Led by the International Chamber of Commerce, leading private-sector networks called on governments to recognize a “consultative role” for business while crafting the future climate pact. Said one of the leading figures:
“Such a role would enable business to play a structured—and constructive—part in helping shape effective policies to speed emissions reductions and build climate resilience. It would, at a stroke, be a significant step forward in the way we go about addressing the shared challenge of climate change.”
Specific topics discussed:
Inclusion of business in the UN’s updated NAZCA Portal. NAZCA (Non-State Actor Zone for Climate Action) is named after the Nazca Lines, a renowned cultural feature south of Lima that was desecrated last year by Greenpeace activists). This complete database of world climate actions will serve as a central point where businesses can register their pre- and post-2020 funding for a transition to low-carbon growth, along with the contributions of governments, nongovernmental organizations, and others. The investor data will be published along with government and NGO information.
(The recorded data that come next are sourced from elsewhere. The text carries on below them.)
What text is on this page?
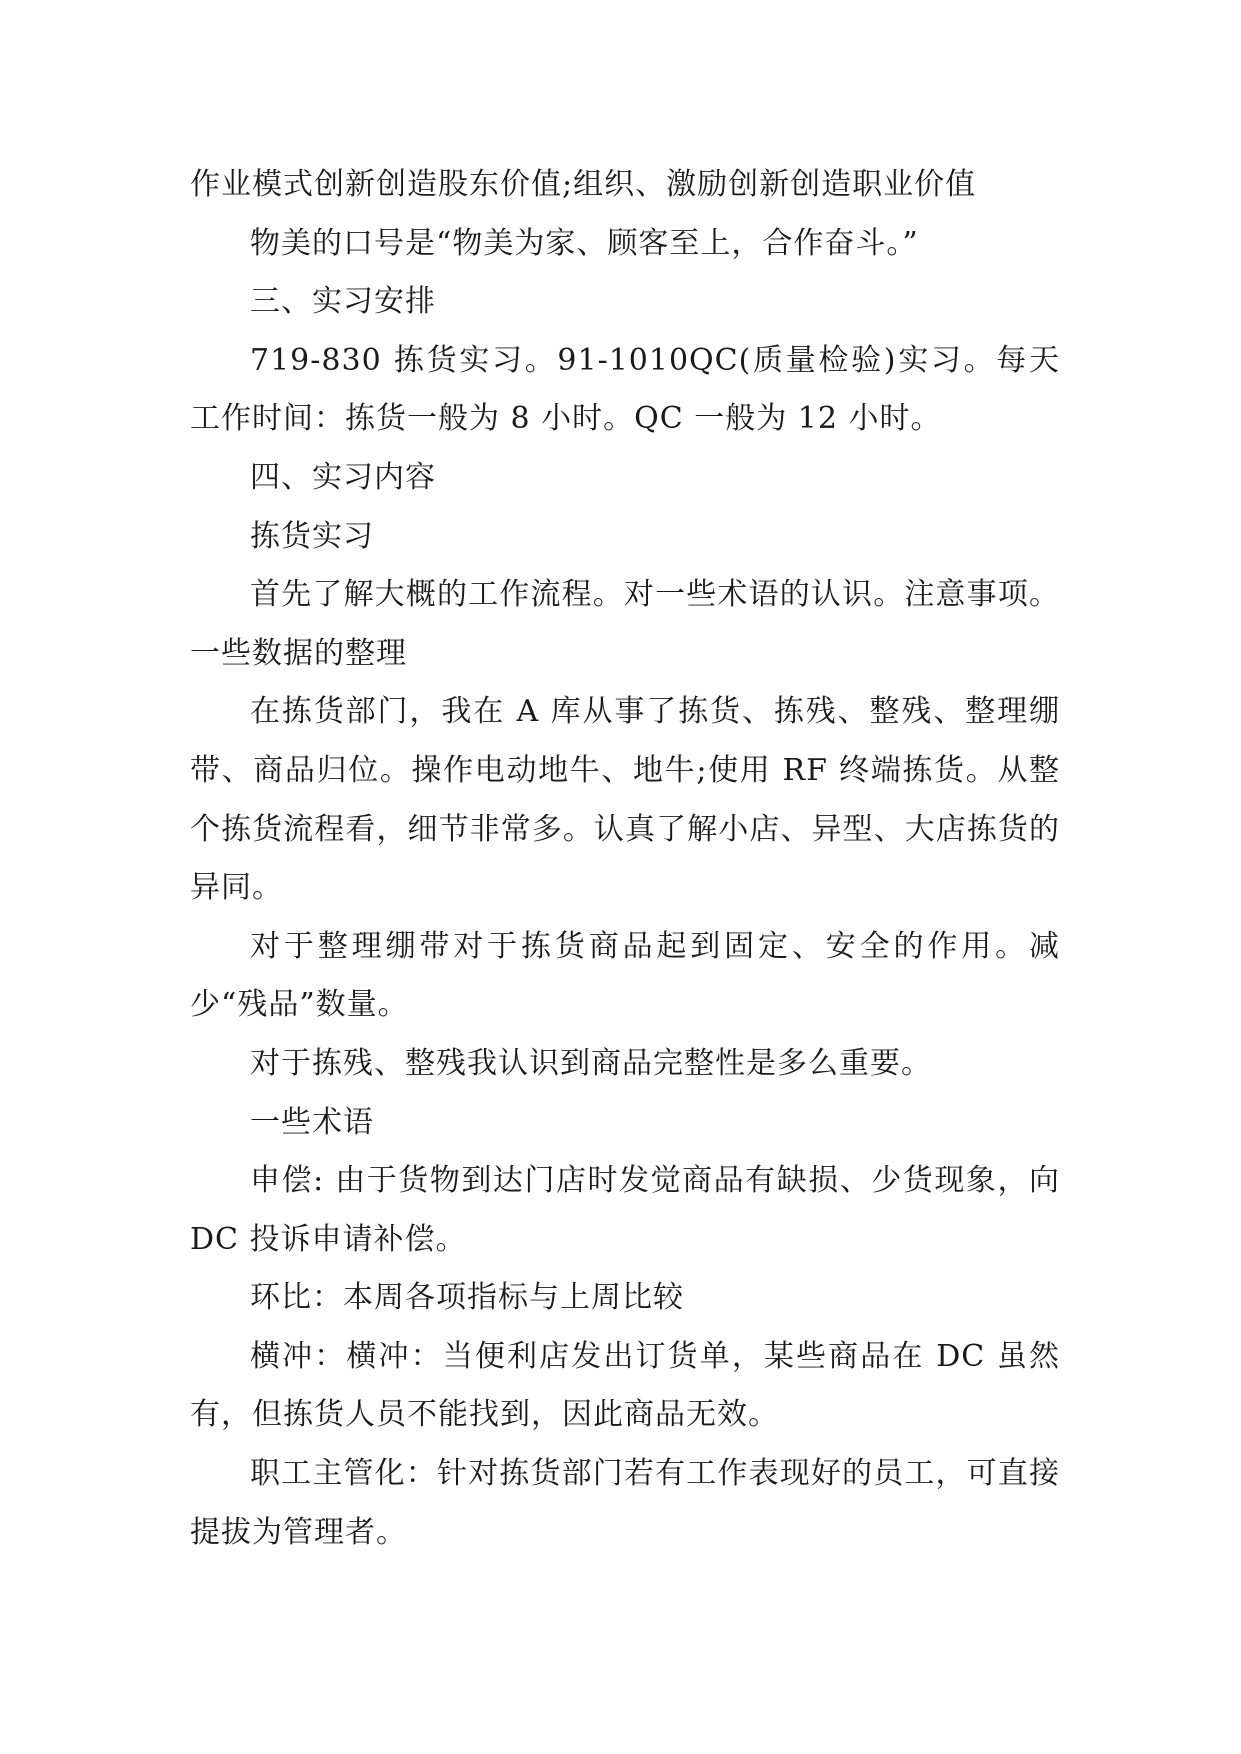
作业模式创新创造股东价值;组织、激励创新创造职业价值

物美的口号是“物美为家、顾客至上，合作奋斗。”

三、实习安排

719-830 拣货实习。91-1010QC(质量检验)实习。每天工作时间：拣货一般为 8 小时。QC 一般为 12 小时。

四、实习内容

拣货实习

首先了解大概的工作流程。对一些术语的认识。注意事项。一些数据的整理

在拣货部门，我在 A 库从事了拣货、拣残、整残、整理绷带、商品归位。操作电动地牛、地牛;使用 RF 终端拣货。从整个拣货流程看，细节非常多。认真了解小店、异型、大店拣货的异同。

对于整理绷带对于拣货商品起到固定、安全的作用。减少“残品”数量。

对于拣残、整残我认识到商品完整性是多么重要。

一些术语

申偿: 由于货物到达门店时发觉商品有缺损、少货现象，向 DC 投诉申请补偿。

环比：本周各项指标与上周比较

横冲：横冲：当便利店发出订货单，某些商品在 DC 虽然有，但拣货人员不能找到，因此商品无效。

职工主管化：针对拣货部门若有工作表现好的员工，可直接提拔为管理者。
CDP, the Carbon Climate Registry, and Global Investors on Climate Change worked on the NAZCA project.
Need for a robust and ambitious deal at COP-21 that works with business to reduce greenhouse gas emissions by turning existing market failures into market opportunities.
More ambition needed from national governments in their Intended Nationally Determined Contributions to deter climate change, and active support for policymakers who set clear frameworks for investment and deployment of climate-friendly solutions.
At the same time the Business & Climate summit urged governments to set policy, CDP, a London-based nonprofit that crunches data on corporate environmental impacts, issued a separate report that 81% of the world’s 500 largest companies have set targets to reduce their carbon footprints. However, CDP noted that few of the biggest emitters have set long-term targets large enough to keep warming under the two-degree limit, and few extend beyond 2030. CDP also urged companies to align their targets with current climate science.
Ali al-Naimi, Saudi Arabia’s oil minister, told the summit that his country—currently the world’s largest crude exporter—could cut out fossil fuel use by midcentury and sunsequently become a net exporter of wind and solar electricity.
Glencore chairman Tony Hayward called for an end to fossil fuel subsidies as a prelude to putting a price on carbon. However, he and and other fossil fuel producers said that renewable energy will not be able to replace coal in developing nations. They also pooh-poohed the idea that their product would become a stranded asset. Executives of solar and wind power companies disagreed.
Other top European companies called for a complete phase-out of fossil fuel subsidies and a global price on carbon emissions, perhaps similar to the European Union Emissions Trading System, which some observers feel lacks sharp enough teeth. These topics are likely to recur at the EU-China talks scheduled for next month and at subsequent meetings before the Paris summit. It’s a sign of the times that multinational business is beginning to pay serious attention to them.